COVID-19 é horrível. Mudança Climática pode ser pior.

Mas existem algumas lições da crise atual que pode guiar nossa resposta à próxima.

«  Por: Bill Gates

«  Data: 4 de Abril de 2020

«  Tradução: Gustavo Pinent (livre)

«  Fonte: https://www.gatesnotes.com/Energy/Climate-and-COVID-19

Notas do tradutor

Este artigo foi publicado a quase um ano atrás e, tragicamente, é bastante atual, especialmente para o Brasil. Suas afirmações sobre gases do efeito estufa são verificáveis agora, segundo o IPCC a concentração de CO2 continuou crescendo mesmo com o breve hiato na produção industrial em função do lockdown. Também é bastante precisa sua projeção sobre a pandemia.

Ainda que o país esteja entrando em uma espiral de pandemia sem controle, os problemas principais são os mesmos: o negacionismo, a pobreza em seus vários aspectos, a ganância entre outros. Combater pandemias e catástrofes climáticas terminam por unir esforços contra problemas comuns.

Seguindo sugestões ao artigo original, a imagem de ilustração foi trocada por uma usina elétrica a carvão, já que a original era uma usina nuclear.

Por fim, vale ler um artigo de um autor que antecipou a pandemia, Mudança Climática entre outras graves ameaças às nossas sociedades.

Artigo na íntegra

Uma crise global tem chocado o mundo. Está causando um trágico número de mortes, deixando as pessoas com medo de sair de casa, e gerando dificuldades econômicas não vistas há muitas gerações. Os efeitos se propagam em ondas ao redor do mundo.

Estou, obviamente, falando da COVID-19. Mas dentro de apenas algumas décadas, a mesma descrição servirá para outra crise global: Mudança Climática.
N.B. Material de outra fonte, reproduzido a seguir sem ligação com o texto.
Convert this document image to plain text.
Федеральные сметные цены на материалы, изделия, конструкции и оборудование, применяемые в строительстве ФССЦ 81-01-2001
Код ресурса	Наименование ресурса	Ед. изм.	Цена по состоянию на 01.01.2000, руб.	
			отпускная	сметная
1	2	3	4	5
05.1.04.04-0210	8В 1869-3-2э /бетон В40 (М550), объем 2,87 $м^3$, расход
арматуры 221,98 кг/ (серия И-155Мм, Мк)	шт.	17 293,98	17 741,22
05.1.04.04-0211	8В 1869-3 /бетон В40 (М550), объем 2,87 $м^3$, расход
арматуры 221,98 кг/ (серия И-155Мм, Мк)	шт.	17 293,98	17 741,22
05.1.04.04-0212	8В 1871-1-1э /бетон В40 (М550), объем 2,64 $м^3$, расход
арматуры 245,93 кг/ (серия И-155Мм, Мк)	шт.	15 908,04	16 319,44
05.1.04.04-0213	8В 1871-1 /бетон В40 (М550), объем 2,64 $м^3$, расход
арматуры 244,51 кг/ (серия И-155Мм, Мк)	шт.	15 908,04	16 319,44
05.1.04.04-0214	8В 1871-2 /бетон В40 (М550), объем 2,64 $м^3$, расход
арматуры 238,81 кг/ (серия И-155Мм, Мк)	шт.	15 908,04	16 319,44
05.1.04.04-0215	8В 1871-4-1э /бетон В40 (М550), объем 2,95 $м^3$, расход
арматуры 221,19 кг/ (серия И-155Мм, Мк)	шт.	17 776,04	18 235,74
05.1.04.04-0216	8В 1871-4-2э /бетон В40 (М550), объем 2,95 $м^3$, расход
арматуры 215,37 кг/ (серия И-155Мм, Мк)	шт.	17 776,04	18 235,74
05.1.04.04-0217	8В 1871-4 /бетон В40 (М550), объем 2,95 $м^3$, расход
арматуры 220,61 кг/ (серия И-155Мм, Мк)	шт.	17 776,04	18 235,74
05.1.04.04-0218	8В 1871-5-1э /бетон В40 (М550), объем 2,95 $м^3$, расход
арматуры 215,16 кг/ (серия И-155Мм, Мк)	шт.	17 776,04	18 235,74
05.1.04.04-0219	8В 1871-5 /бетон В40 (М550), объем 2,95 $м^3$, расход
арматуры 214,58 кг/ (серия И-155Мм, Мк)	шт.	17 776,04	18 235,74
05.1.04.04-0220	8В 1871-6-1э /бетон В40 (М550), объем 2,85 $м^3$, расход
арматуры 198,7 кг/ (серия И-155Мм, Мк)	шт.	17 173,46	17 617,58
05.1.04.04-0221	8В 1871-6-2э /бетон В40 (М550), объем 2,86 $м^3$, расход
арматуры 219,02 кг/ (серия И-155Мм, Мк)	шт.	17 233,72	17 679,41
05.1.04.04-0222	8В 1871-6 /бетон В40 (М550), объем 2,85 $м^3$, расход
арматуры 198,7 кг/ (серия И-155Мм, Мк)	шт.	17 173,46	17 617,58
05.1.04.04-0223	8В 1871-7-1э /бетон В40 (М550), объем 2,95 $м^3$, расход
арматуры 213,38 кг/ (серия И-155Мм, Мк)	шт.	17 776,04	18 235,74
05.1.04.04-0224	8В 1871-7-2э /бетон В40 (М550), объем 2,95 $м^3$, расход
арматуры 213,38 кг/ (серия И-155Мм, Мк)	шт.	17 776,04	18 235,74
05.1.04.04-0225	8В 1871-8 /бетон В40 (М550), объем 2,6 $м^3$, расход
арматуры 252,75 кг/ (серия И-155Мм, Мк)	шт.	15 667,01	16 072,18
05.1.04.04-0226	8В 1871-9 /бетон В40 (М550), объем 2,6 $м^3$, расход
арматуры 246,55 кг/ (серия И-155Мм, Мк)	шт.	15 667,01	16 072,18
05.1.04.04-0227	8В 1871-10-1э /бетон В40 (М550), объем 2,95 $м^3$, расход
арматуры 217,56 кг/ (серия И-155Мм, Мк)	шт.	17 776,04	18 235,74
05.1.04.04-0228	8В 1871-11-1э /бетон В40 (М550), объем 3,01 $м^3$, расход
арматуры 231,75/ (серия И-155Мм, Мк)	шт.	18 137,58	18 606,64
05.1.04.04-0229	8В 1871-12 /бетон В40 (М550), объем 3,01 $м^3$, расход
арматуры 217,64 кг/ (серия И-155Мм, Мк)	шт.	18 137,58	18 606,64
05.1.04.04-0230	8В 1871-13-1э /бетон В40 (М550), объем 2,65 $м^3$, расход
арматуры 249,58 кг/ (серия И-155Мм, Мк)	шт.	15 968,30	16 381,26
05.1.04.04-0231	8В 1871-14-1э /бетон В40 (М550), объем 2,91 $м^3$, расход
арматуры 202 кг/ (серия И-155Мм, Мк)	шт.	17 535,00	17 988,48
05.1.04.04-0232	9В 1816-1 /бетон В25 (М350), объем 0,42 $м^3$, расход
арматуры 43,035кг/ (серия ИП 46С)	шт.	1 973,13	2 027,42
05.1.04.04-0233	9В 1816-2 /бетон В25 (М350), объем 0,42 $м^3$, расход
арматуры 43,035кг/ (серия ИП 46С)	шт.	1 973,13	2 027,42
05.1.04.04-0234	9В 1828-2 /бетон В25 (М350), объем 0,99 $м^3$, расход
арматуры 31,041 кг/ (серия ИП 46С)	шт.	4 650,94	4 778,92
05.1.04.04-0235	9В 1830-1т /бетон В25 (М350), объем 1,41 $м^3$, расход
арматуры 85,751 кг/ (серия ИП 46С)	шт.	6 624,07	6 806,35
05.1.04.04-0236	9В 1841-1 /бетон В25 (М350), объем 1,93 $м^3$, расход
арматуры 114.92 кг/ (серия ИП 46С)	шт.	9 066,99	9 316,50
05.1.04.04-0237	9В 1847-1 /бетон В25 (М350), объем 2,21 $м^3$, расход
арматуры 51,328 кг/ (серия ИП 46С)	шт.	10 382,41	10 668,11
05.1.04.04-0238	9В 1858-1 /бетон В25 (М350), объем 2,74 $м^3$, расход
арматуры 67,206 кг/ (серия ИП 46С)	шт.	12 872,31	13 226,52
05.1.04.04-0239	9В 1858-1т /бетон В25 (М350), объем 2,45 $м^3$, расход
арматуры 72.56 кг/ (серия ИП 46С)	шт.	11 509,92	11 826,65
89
Se essa pandemia é horrível, Mudança Climática pode ser pior!

Eu percebi que é difícil pensar sobre problemas como Mudança Climática neste momento. Quando um desastre ocorre, é da natureza humana se preocupar apenas com as necessidades mais imediatas, especialmente quando o desastre é tão ruim como a COVID-19. Mas o fato de temperaturas dramaticamente mais altas parecerem uma realidade distante não diminui o problema - e a única forma de evitar as piores consequências climáticas ainda por vir é acelerar os esforços agora. Simultaneamente ao trabalho para superar a novela do coronavírus e para se recuperar dela, é preciso que atuemos para evitar um desastre climático através da criação e implementação de inovações que nos leve a eliminar emissões de gases do efeito estufa.

Você talvez tenha visto projeções onde, em função da redução tão drástica da atividade econômica, o mundo irá emitir menos gases do efeito estufa este ano, em relação ao ano passado. Ainda que essas projeções sejam verdade, sua relevância no combate à Mudança Climática tem sido exagerada.

Analistas divergem sobre o quanto as emissões irão reduzir este ano, mas a Agência Internacional de Energia menciona uma redução na ordem de 8%. Na prática, isto significa que vamos emitir cerca de 47 bilhões de toneladas de carbono ao invés de 51 bilhões.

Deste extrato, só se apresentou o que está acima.